Department of Orthopedics, Renmin Hospital of Wuhan University, Wuchang, Wuhan, China.
Department of Urology, The First Affiliated Hospital of Hainan Medical University, Haikou, Hainan, China.
J Cell Physiol. 2021 Jan;236(1):294-308. doi: 10.1002/jcp.29842. Epub 2020 Jun 8.
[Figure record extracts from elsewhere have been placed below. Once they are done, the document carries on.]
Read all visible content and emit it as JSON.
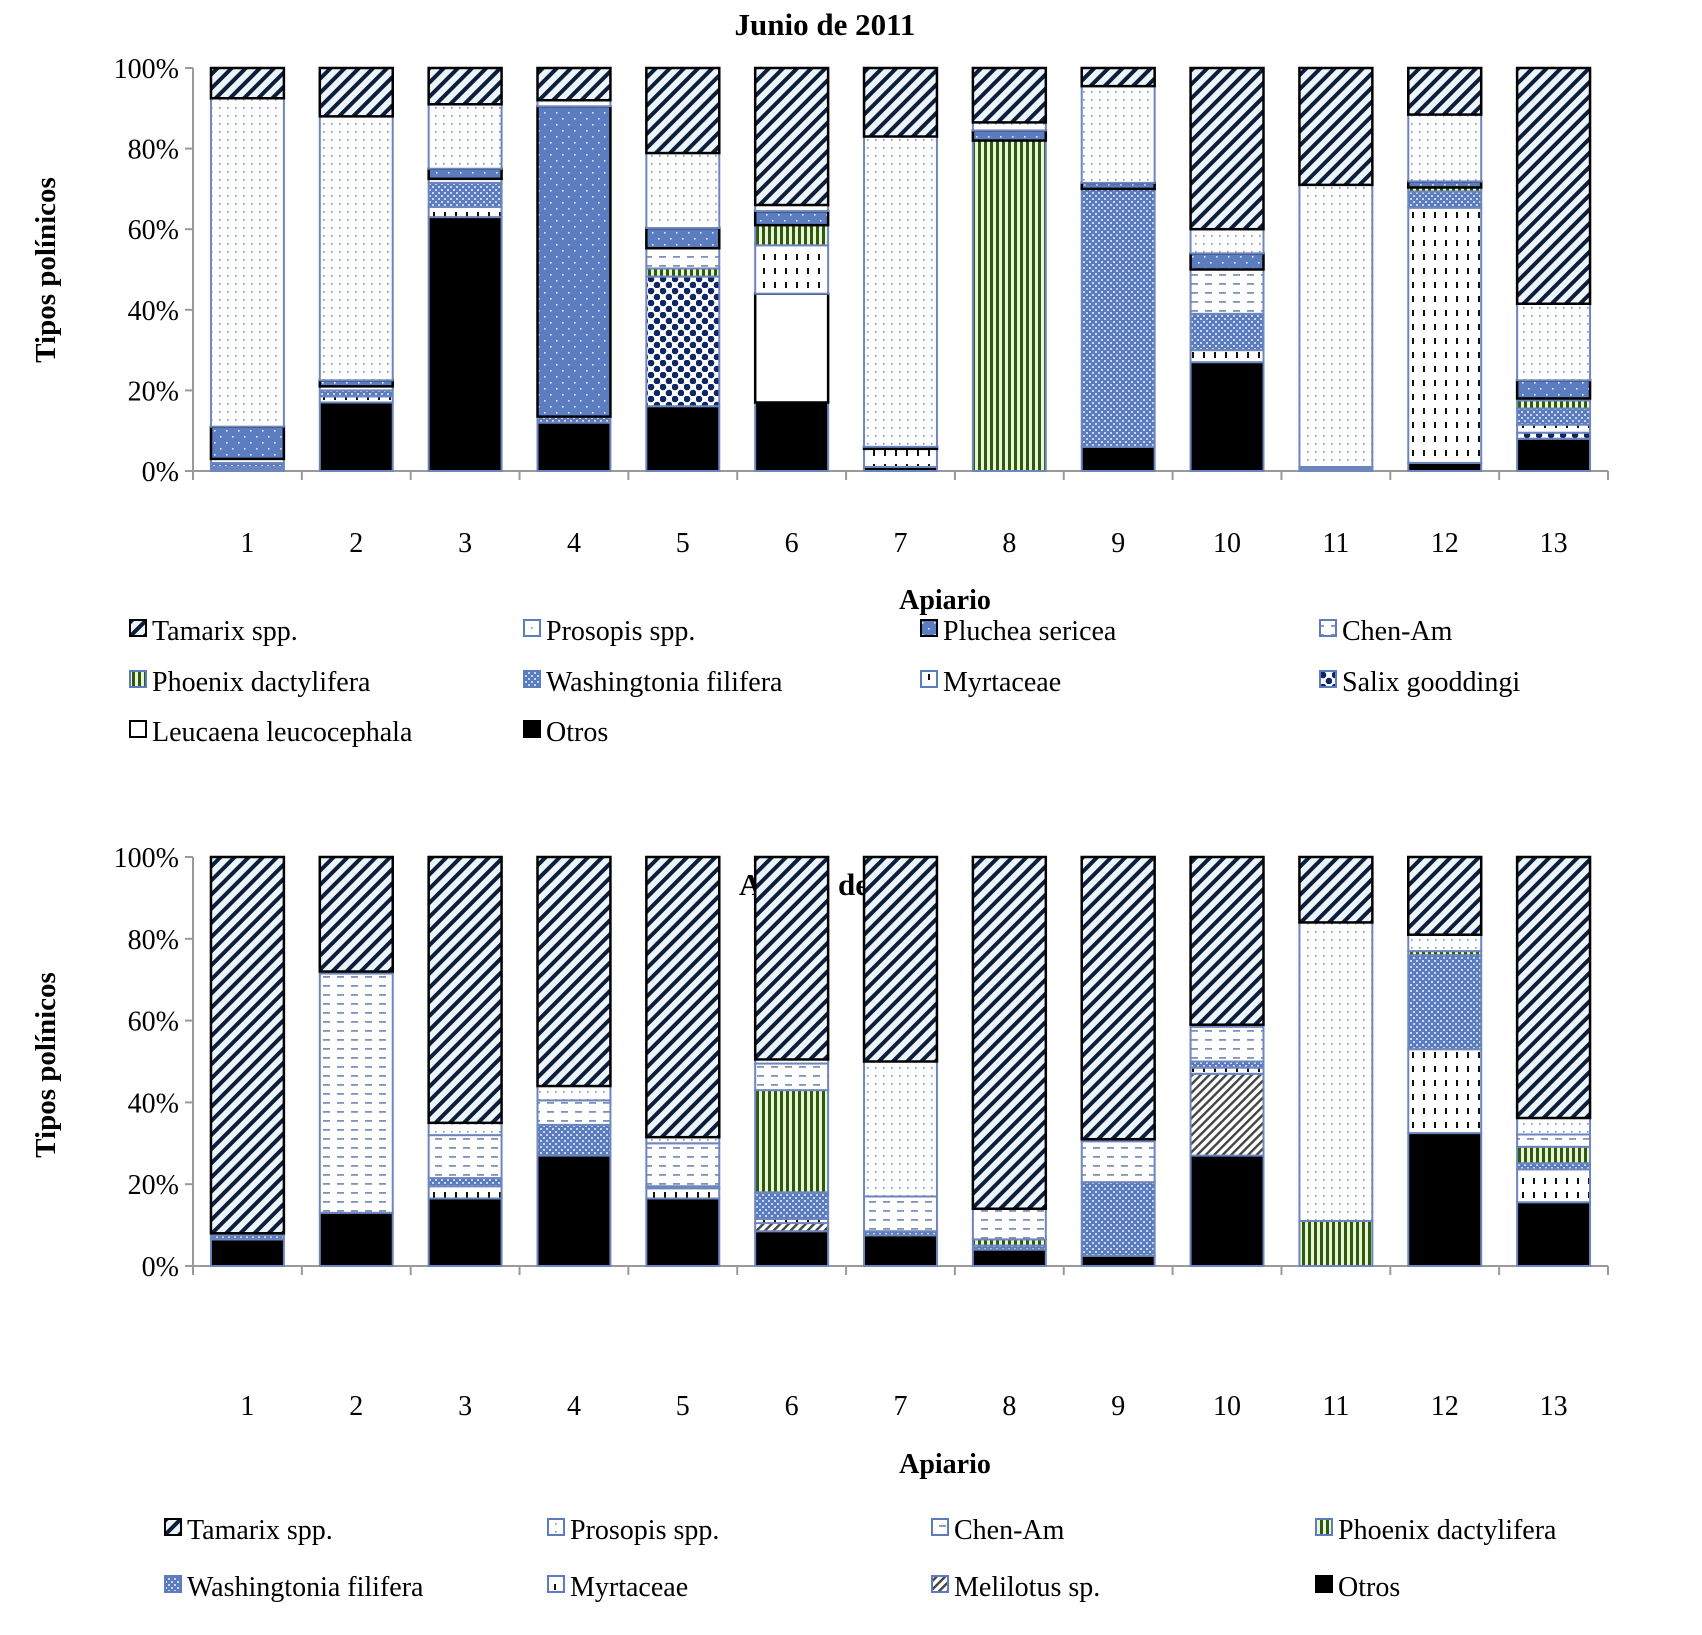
{
  "chart_data": [
    {
      "type": "bar",
      "stacked": true,
      "normalized": true,
      "title": "Junio de 2011",
      "xlabel": "Apiario",
      "ylabel": "Tipos polínicos",
      "ylim": [
        0,
        100
      ],
      "yticks": [
        "0%",
        "20%",
        "40%",
        "60%",
        "80%",
        "100%"
      ],
      "grid": false,
      "legend_position": "bottom",
      "categories": [
        "1",
        "2",
        "3",
        "4",
        "5",
        "6",
        "7",
        "8",
        "9",
        "10",
        "11",
        "12",
        "13"
      ],
      "legend_order": [
        "Tamarix spp.",
        "Prosopis spp.",
        "Pluchea sericea",
        "Chen-Am",
        "Phoenix dactylifera",
        "Washingtonia filifera",
        "Myrtaceae",
        "Salix  gooddingi",
        "Leucaena leucocephala",
        "Otros"
      ],
      "series": [
        {
          "name": "Otros",
          "pattern": "solid-black",
          "values": [
            0.5,
            17,
            63,
            12,
            16,
            17,
            1,
            0,
            6,
            27,
            0.5,
            2,
            8
          ]
        },
        {
          "name": "Leucaena leucocephala",
          "pattern": "white",
          "values": [
            0,
            0,
            0,
            0,
            0,
            27,
            0,
            0,
            0,
            0,
            0,
            0,
            0
          ]
        },
        {
          "name": "Salix  gooddingi",
          "pattern": "salix",
          "values": [
            0,
            0,
            0,
            0,
            32,
            0,
            0,
            0,
            0,
            0,
            0,
            0,
            1.5
          ]
        },
        {
          "name": "Myrtaceae",
          "pattern": "myrtaceae",
          "values": [
            0.5,
            1.5,
            2.5,
            0,
            0,
            12,
            4.5,
            0,
            0,
            3,
            0,
            63,
            2
          ]
        },
        {
          "name": "Washingtonia filifera",
          "pattern": "washingtonia",
          "values": [
            1,
            1.5,
            6,
            1.5,
            0,
            0,
            0,
            0,
            64,
            9,
            0.5,
            4,
            4
          ]
        },
        {
          "name": "Phoenix dactylifera",
          "pattern": "phoenix",
          "values": [
            0,
            0,
            0,
            0,
            2,
            5,
            0,
            82,
            0,
            0,
            0,
            1,
            2
          ]
        },
        {
          "name": "Chen-Am",
          "pattern": "chen-am",
          "values": [
            1,
            1,
            1,
            0,
            5,
            0,
            0,
            0,
            0,
            11,
            0,
            0,
            0.5
          ]
        },
        {
          "name": "Pluchea sericea",
          "pattern": "pluchea",
          "values": [
            8,
            1.5,
            2.5,
            77,
            5,
            3.5,
            0.5,
            2.5,
            1.5,
            4,
            0,
            1.5,
            4.5
          ]
        },
        {
          "name": "Prosopis spp.",
          "pattern": "prosopis",
          "values": [
            81.5,
            65.5,
            16,
            1.5,
            18.5,
            1.5,
            77,
            2,
            24,
            6,
            70,
            16.5,
            19
          ]
        },
        {
          "name": "Tamarix spp.",
          "pattern": "tamarix",
          "values": [
            7.5,
            12,
            9,
            8,
            21,
            34,
            17,
            13.5,
            4.5,
            40,
            29,
            11.5,
            58.5
          ]
        }
      ]
    },
    {
      "type": "bar",
      "stacked": true,
      "normalized": true,
      "title": "Agosto de 2011",
      "xlabel": "Apiario",
      "ylabel": "Tipos polínicos",
      "ylim": [
        0,
        100
      ],
      "yticks": [
        "0%",
        "20%",
        "40%",
        "60%",
        "80%",
        "100%"
      ],
      "grid": false,
      "legend_position": "bottom",
      "categories": [
        "1",
        "2",
        "3",
        "4",
        "5",
        "6",
        "7",
        "8",
        "9",
        "10",
        "11",
        "12",
        "13"
      ],
      "legend_order": [
        "Tamarix spp.",
        "Prosopis spp.",
        "Chen-Am",
        "Phoenix dactylifera",
        "Washingtonia filifera",
        "Myrtaceae",
        "Melilotus sp.",
        "Otros"
      ],
      "series": [
        {
          "name": "Otros",
          "pattern": "solid-black",
          "values": [
            6.5,
            13,
            16.5,
            27,
            16.5,
            8.5,
            7.5,
            4,
            2.5,
            27,
            0,
            32.5,
            15.5
          ]
        },
        {
          "name": "Melilotus sp.",
          "pattern": "melilotus",
          "values": [
            0,
            0,
            0,
            0,
            0,
            2,
            0,
            0,
            0,
            20,
            0,
            0,
            0
          ]
        },
        {
          "name": "Myrtaceae",
          "pattern": "myrtaceae",
          "values": [
            0,
            0,
            3,
            0,
            2.5,
            1,
            0,
            0,
            0,
            1.5,
            0,
            20.5,
            8
          ]
        },
        {
          "name": "Washingtonia filifera",
          "pattern": "washingtonia",
          "values": [
            1,
            0,
            2,
            7.5,
            0.5,
            6.5,
            1,
            1,
            18,
            1.5,
            0,
            23,
            1.5
          ]
        },
        {
          "name": "Phoenix dactylifera",
          "pattern": "phoenix",
          "values": [
            0,
            0,
            0,
            0,
            0,
            25,
            0,
            1.5,
            0,
            0,
            11,
            1,
            4
          ]
        },
        {
          "name": "Chen-Am",
          "pattern": "chen-am",
          "values": [
            0.5,
            58.5,
            10.5,
            6,
            10.5,
            6.5,
            8.5,
            7.5,
            10,
            8.5,
            0,
            0,
            3
          ]
        },
        {
          "name": "Prosopis spp.",
          "pattern": "prosopis",
          "values": [
            0,
            0.5,
            3,
            3.5,
            1.5,
            1,
            33,
            0,
            0.5,
            0.5,
            73,
            4,
            4
          ]
        },
        {
          "name": "Tamarix spp.",
          "pattern": "tamarix",
          "values": [
            92,
            28,
            65,
            56,
            68.5,
            49.5,
            50,
            86,
            69,
            41,
            16,
            19,
            63.5
          ]
        }
      ]
    }
  ]
}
Neuroblastoma (NBL) exists in a complex tumor-immune microenvironment. Immune cell infiltration and tumor-immune molecules play a critical role in tumor development and significantly impact the prognosis of patients. However, the molecular characteristics describing the NBL-immune interaction and their prognostic potential have yet to be investigated systematically. We first employed multiple machine learning algorithms, such as Gene Sets Enrichment Analysis and cell type identification by estimating relative subsets of RNA transcripts, to identify immunophenotypes and immunological characteristics in NBL patient data from public databases and then investigated the prognostic potential and regulatory networks of identified immune-related genes involved in the NBL-immune interaction. The immunity signature combining nine immunity genes was confirmed as more effective for individual risk stratification and survival outcome prediction in NBL patients than common clinical characteristics (area under the curve [AUC] = 0.819, C-index = 0.718, p < .001). A mechanistic exploration revealed the regulatory network of molecules involved in the NBL-immune interaction. These immune molecules were also discovered to possess a significant correlation with plasma cell infiltration, MYCN status, and the level of chemokines and macrophage-related molecules (p < .001). A nomogram was constructed based on the immune signature and clinical characteristics, which showed high potential for prognosis prediction (AUC = 0.856, C-index = 0.755, p < .001). We systematically elucidated the complex regulatory mechanisms and characteristics of the molecules involved in the NBL-immune interaction and their prognostic potential, which may have important implications for further understanding the molecular mechanism of the NBL-immune interaction and identifying high-risk NBL patients to guide clinical treatment.
神经母细胞瘤(NBL)存在于复杂的肿瘤免疫微环境中。免疫细胞浸润和肿瘤免疫分子在肿瘤的发展中起着关键作用,并显著影响患者的预后。然而,描述 NBL-免疫相互作用的分子特征及其预后潜力尚未得到系统研究。我们首先使用多种机器学习算法,如基因集富集分析和通过估计 RNA 转录本的相对子集来识别细胞类型,来识别公共数据库中 NBL 患者数据中的免疫表型和免疫学特征,然后研究了参与 NBL-免疫相互作用的鉴定免疫相关基因的预后潜力和调控网络。结合九个免疫基因的免疫特征被证实比常见的临床特征更有效地用于个体风险分层和 NBL 患者的生存结果预测(曲线下面积 [AUC] = 0.819,C 指数 = 0.718,p < .001)。机制探索揭示了参与 NBL-免疫相互作用的分子的调控网络。这些免疫分子也被发现与浆细胞浸润、MYCN 状态以及趋化因子和巨噬细胞相关分子的水平具有显著相关性(p < .001)。基于免疫特征和临床特征构建了列线图,显示出很高的预后预测潜力(AUC = 0.856,C 指数 = 0.755,p < .001)。我们系统地阐明了参与 NBL-免疫相互作用的分子的复杂调控机制和特征及其预后潜力,这可能对进一步理解 NBL-免疫相互作用的分子机制和识别高危 NBL 患者以指导临床治疗具有重要意义。